Common Mistakes People Make When Premiums Get Revised
- •Comparing the old rate against the new rate at different ages. The hike is the same age band rate change, not your age progression cost.
- •Trying to surrender an existing policy to rebuy at a similar rate. Surrender almost always loses you 30 to 50 percent of premium paid in the early years.
- •Listening to agents pushing 'last chance' messaging. Premium revisions happen every few years. Buy when the plan fits your needs, not from urgency.
- •Buying a lower cover to keep the premium the same as pre-hike. Adequate cover is more important than matching last year's premium.
- •Forgetting that revised premiums on existing policies stay unchanged. The hike applies only to new policies issued after the revision date.
Frequently Asked Questions
Q: Will my existing LIC policy premium change after the 2026 hike? A: No. Premiums are locked at the rate at which your policy was issued. The hike applies only to new policies issued after the revision date.

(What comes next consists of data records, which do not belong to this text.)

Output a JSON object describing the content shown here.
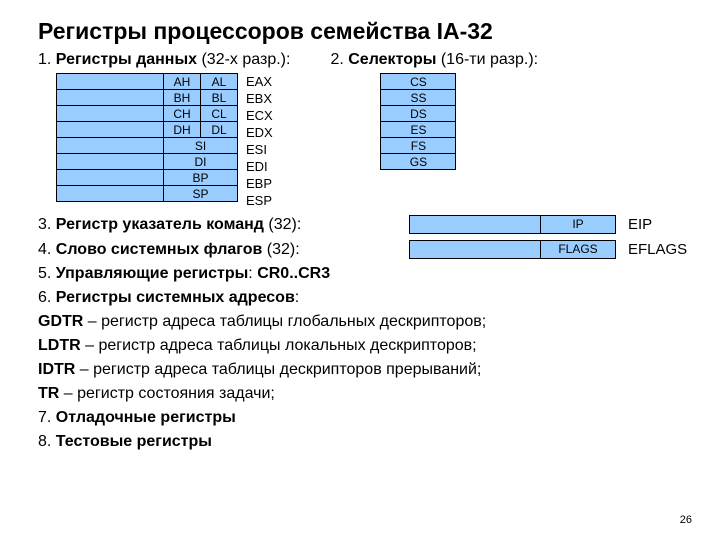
{
  "title": "Регистры процессоров семейства IА-32",
  "sec1": {
    "num": "1. ",
    "emph": "Регистры данных",
    "suffix": " (32-х разр.):"
  },
  "sec2": {
    "num": "2. ",
    "emph": "Селекторы",
    "suffix": " (16-ти разр.):"
  },
  "reg32": {
    "fill": "#99ccff",
    "rows_hl": [
      {
        "h": "AH",
        "l": "AL",
        "ext": "EAX"
      },
      {
        "h": "BH",
        "l": "BL",
        "ext": "EBX"
      },
      {
        "h": "CH",
        "l": "CL",
        "ext": "ECX"
      },
      {
        "h": "DH",
        "l": "DL",
        "ext": "EDX"
      }
    ],
    "rows_full": [
      {
        "n": "SI",
        "ext": "ESI"
      },
      {
        "n": "DI",
        "ext": "EDI"
      },
      {
        "n": "BP",
        "ext": "EBP"
      },
      {
        "n": "SP",
        "ext": "ESP"
      }
    ]
  },
  "selectors": [
    "CS",
    "SS",
    "DS",
    "ES",
    "FS",
    "GS"
  ],
  "sec3": {
    "num": "3. ",
    "emph": "Регистр указатель команд",
    "suffix": " (32):"
  },
  "ip": {
    "short": "IP",
    "ext": "EIP"
  },
  "sec4": {
    "num": "4. ",
    "emph": "Слово системных флагов",
    "suffix": "  (32):"
  },
  "flags": {
    "short": "FLAGS",
    "ext": "EFLAGS"
  },
  "sec5": {
    "num": "5. ",
    "emph": "Управляющие регистры",
    "suffix": ":  ",
    "tail": "CR0..CR3"
  },
  "sec6": {
    "num": "6. ",
    "emph": "Регистры системных адресов",
    "suffix": ":"
  },
  "gdtr": {
    "b": "GDTR",
    "t": " – регистр адреса таблицы глобальных дескрипторов;"
  },
  "ldtr": {
    "b": "LDTR",
    "t": " – регистр адреса таблицы локальных дескрипторов;"
  },
  "idtr": {
    "b": "IDTR",
    "t": " – регистр адреса таблицы дескрипторов прерываний;"
  },
  "tr": {
    "b": "TR",
    "t": " – регистр состояния задачи;"
  },
  "sec7": {
    "num": "7. ",
    "emph": "Отладочные регистры"
  },
  "sec8": {
    "num": "8. ",
    "emph": "Тестовые регистры"
  },
  "pagenum": "26"
}
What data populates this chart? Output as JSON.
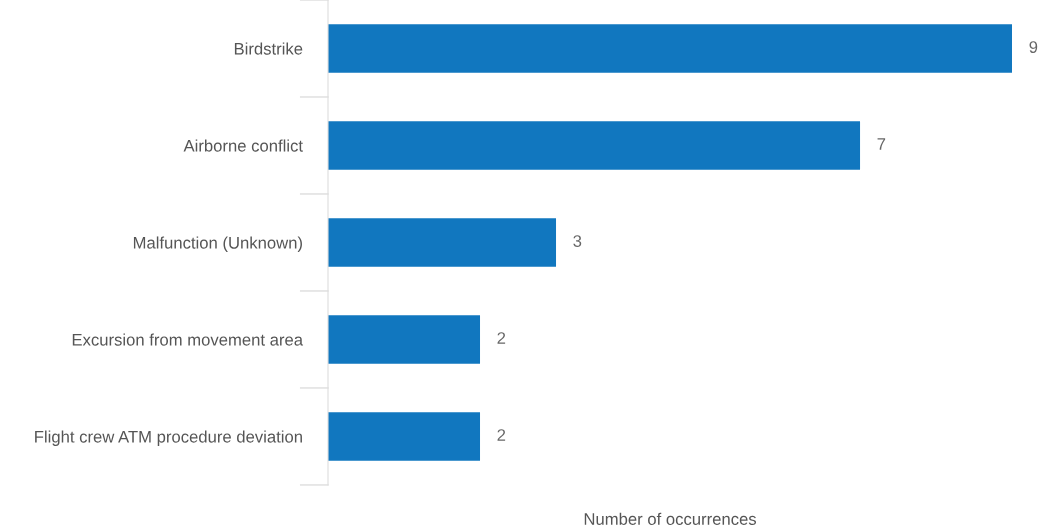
{
  "chart_data": {
    "type": "bar",
    "orientation": "horizontal",
    "categories": [
      "Birdstrike",
      "Airborne conflict",
      "Malfunction (Unknown)",
      "Excursion from movement area",
      "Flight crew ATM procedure deviation"
    ],
    "values": [
      9,
      7,
      3,
      2,
      2
    ],
    "color": "#1177bf",
    "data_labels": true,
    "xlabel": "Number of occurrences",
    "grid": false,
    "legend": false
  }
}
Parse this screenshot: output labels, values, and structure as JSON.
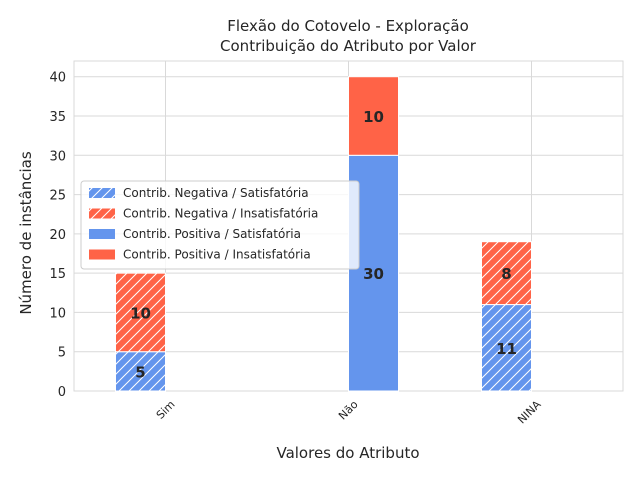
{
  "chart_data": {
    "type": "bar",
    "stacked": true,
    "title": "Flexão do Cotovelo - Exploração",
    "subtitle": "Contribuição do Atributo por Valor",
    "xlabel": "Valores do Atributo",
    "ylabel": "Número de instâncias",
    "categories": [
      "Sim",
      "Não",
      "NINA"
    ],
    "ylim": [
      0,
      42
    ],
    "yticks": [
      0,
      5,
      10,
      15,
      20,
      25,
      30,
      35,
      40
    ],
    "grid": true,
    "legend_position": "center-left",
    "groups": [
      {
        "name": "Contrib. Negativa",
        "hatch": true,
        "series": [
          {
            "name": "Contrib. Negativa / Satisfatória",
            "color": "#6495ED",
            "values": [
              5,
              0,
              11
            ]
          },
          {
            "name": "Contrib. Negativa / Insatisfatória",
            "color": "#FF6347",
            "values": [
              10,
              0,
              8
            ]
          }
        ]
      },
      {
        "name": "Contrib. Positiva",
        "hatch": false,
        "series": [
          {
            "name": "Contrib. Positiva / Satisfatória",
            "color": "#6495ED",
            "values": [
              0,
              30,
              0
            ]
          },
          {
            "name": "Contrib. Positiva / Insatisfatória",
            "color": "#FF6347",
            "values": [
              0,
              10,
              0
            ]
          }
        ]
      }
    ]
  }
}
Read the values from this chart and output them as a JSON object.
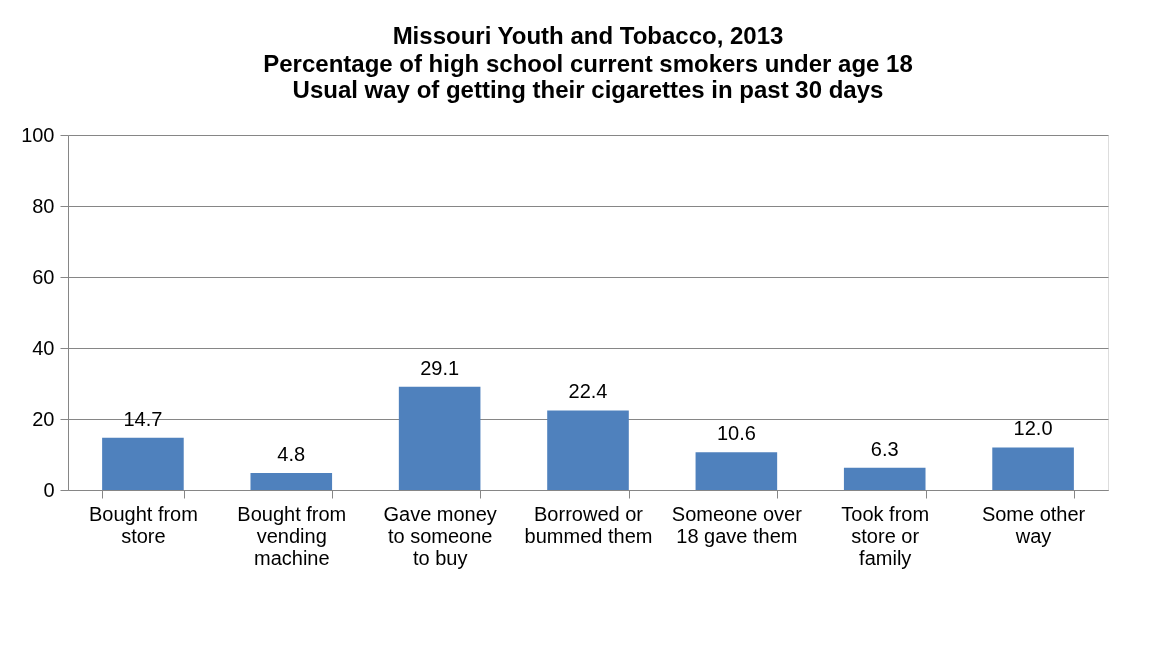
{
  "chart_data": {
    "type": "bar",
    "title": "Missouri Youth and Tobacco, 2013",
    "subtitle": [
      "Percentage of high school current smokers under age 18",
      "Usual way of getting their cigarettes in past 30 days"
    ],
    "categories": [
      "Bought from store",
      "Bought from vending machine",
      "Gave money to someone to buy",
      "Borrowed or bummed them",
      "Someone over 18 gave them",
      "Took from store or family",
      "Some other way"
    ],
    "values": [
      14.7,
      4.8,
      29.1,
      22.4,
      10.6,
      6.3,
      12.0
    ],
    "value_labels": [
      "14.7",
      "4.8",
      "29.1",
      "22.4",
      "10.6",
      "6.3",
      "12.0"
    ],
    "color": "#4f81bd",
    "ylim": [
      0,
      100
    ],
    "yticks": [
      0,
      20,
      40,
      60,
      80,
      100
    ],
    "grid": "y"
  }
}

Q: How often does LIC revise its premium rates? A: Pure protection plans like term insurance see revisions every 2 to 4 years, usually after IRDAI updates mortality tables. Endowment plans see smaller revisions more frequently, tied to bonus and reserve adjustments.
Q: Should I switch to a private insurer to avoid LIC's premium hike? A: Not as a knee-jerk reaction. HDFC Life, Max Life, and ICICI Pru also revise premiums periodically. Compare absolute premiums and claim settlement ratios, not just the recency of hikes.
Q: Are endowment plan bonuses also affected by the 2026 changes? A: Bonus rates are declared annually by LIC and depend on actuarial valuation. The 2026 premium changes are separate from bonus changes. Bonus declaration usually happens in September.
Q: My agent says I should buy NOW before another hike. Is that true? A: Buy when the product fits your goals, not because of urgency tactics. There is no announced next revision. The age-based premium increase is the real reason to act, not unknown future hikes.
This article is for educational purposes. Premium rates and benefits are indicative. For official details, visit licindia.in.